Black hole spinning at speed of light
The outer reaches of a `supermassive` black hole, more than two million miles across, or eight times the earth-moon distance, is spinning at nearly the speed of light.
Washington: The outer reaches of a `supermassive` black hole, more than two million miles across, or eight times the earth-moon distance, is spinning at nearly the speed of light.
The gigantic object is at the centre of the spiral galaxy NGC 1365. Astronomers measured its jaw-dropping spin rate using new data from the Nuclear Spectroscopic Telescope Array, or NuSTAR, and the European Space Agency`s XMM-Newton X-ray satellites.
"This is the first time anyone has accurately measured the spin of a supermassive black hole," Guido Risaliti of the Harvard-Smithsonian Centre for Astrophysics (CfA) and INAF - Arcetri Observatory, who led the study, was reported as saying by the journal Nature.
Astronomers want to know the black hole`s spin for several reasons.

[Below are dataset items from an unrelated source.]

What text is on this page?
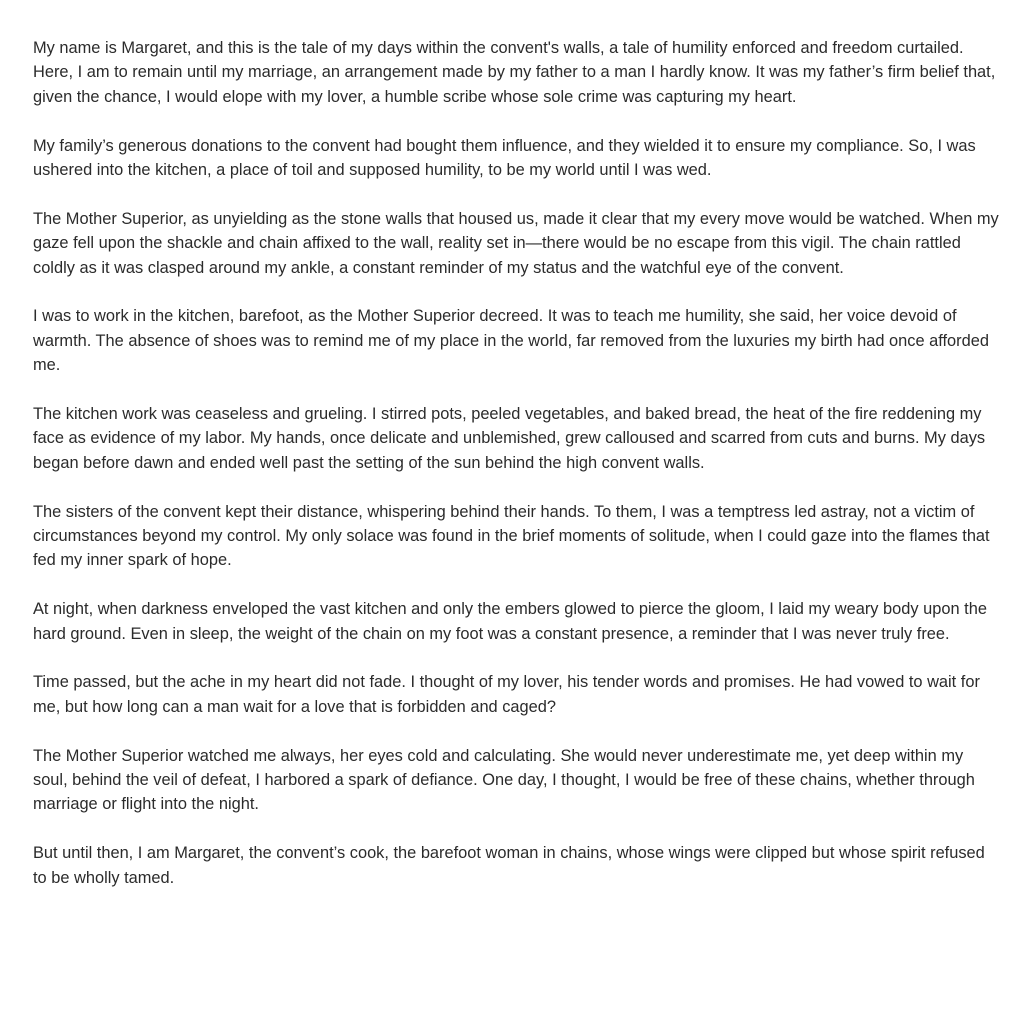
My name is Margaret, and this is the tale of my days within the convent's walls, a tale of humility enforced and freedom curtailed. Here, I am to remain until my marriage, an arrangement made by my father to a man I hardly know. It was my father’s firm belief that, given the chance, I would elope with my lover, a humble scribe whose sole crime was capturing my heart.

My family’s generous donations to the convent had bought them influence, and they wielded it to ensure my compliance. So, I was ushered into the kitchen, a place of toil and supposed humility, to be my world until I was wed.

The Mother Superior, as unyielding as the stone walls that housed us, made it clear that my every move would be watched. When my gaze fell upon the shackle and chain affixed to the wall, reality set in—there would be no escape from this vigil. The chain rattled coldly as it was clasped around my ankle, a constant reminder of my status and the watchful eye of the convent.

I was to work in the kitchen, barefoot, as the Mother Superior decreed. It was to teach me humility, she said, her voice devoid of warmth. The absence of shoes was to remind me of my place in the world, far removed from the luxuries my birth had once afforded me.

The kitchen work was ceaseless and grueling. I stirred pots, peeled vegetables, and baked bread, the heat of the fire reddening my face as evidence of my labor. My hands, once delicate and unblemished, grew calloused and scarred from cuts and burns. My days began before dawn and ended well past the setting of the sun behind the high convent walls.

The sisters of the convent kept their distance, whispering behind their hands. To them, I was a temptress led astray, not a victim of circumstances beyond my control. My only solace was found in the brief moments of solitude, when I could gaze into the flames that fed my inner spark of hope.

At night, when darkness enveloped the vast kitchen and only the embers glowed to pierce the gloom, I laid my weary body upon the hard ground. Even in sleep, the weight of the chain on my foot was a constant presence, a reminder that I was never truly free.

Time passed, but the ache in my heart did not fade. I thought of my lover, his tender words and promises. He had vowed to wait for me, but how long can a man wait for a love that is forbidden and caged?

The Mother Superior watched me always, her eyes cold and calculating. She would never underestimate me, yet deep within my soul, behind the veil of defeat, I harbored a spark of defiance. One day, I thought, I would be free of these chains, whether through marriage or flight into the night.

But until then, I am Margaret, the convent’s cook, the barefoot woman in chains, whose wings were clipped but whose spirit refused to be wholly tamed.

The first is physical - only two numbers define a black hole: mass and spin. By learning those two numbers, you learn everything there is to know about the black hole. Most importantly, the black hole`s spin gives clues to its past and by extension the evolution of its host galaxy.
"The black hole`s spin is a memory, a record, of the past history of the galaxy as a whole," explained Risaliti, according to the Harvard-Smithsonian statement.
Although the black hole in NGC 1365 is currently as massive as several million suns, it wasn`t born that big. It grew over billions of years by accreting stars and gas, and by merging with other black holes.
Similarly, if the black hole grew randomly by pulling in matter from all directions, its spin would be low. Since its spin is so close to the maximum possible, the black hole in NGC 1365 must have grown through "ordered accretion" rather than multiple random events.
Studying a supermassive black hole also allows theorists to test Einstein`s theory of general relativity in extreme conditions.
Relativity describes how gravity affects the structure of space-time, and nowhere is space-time more distorted than in the immediate vicinity of a black hole.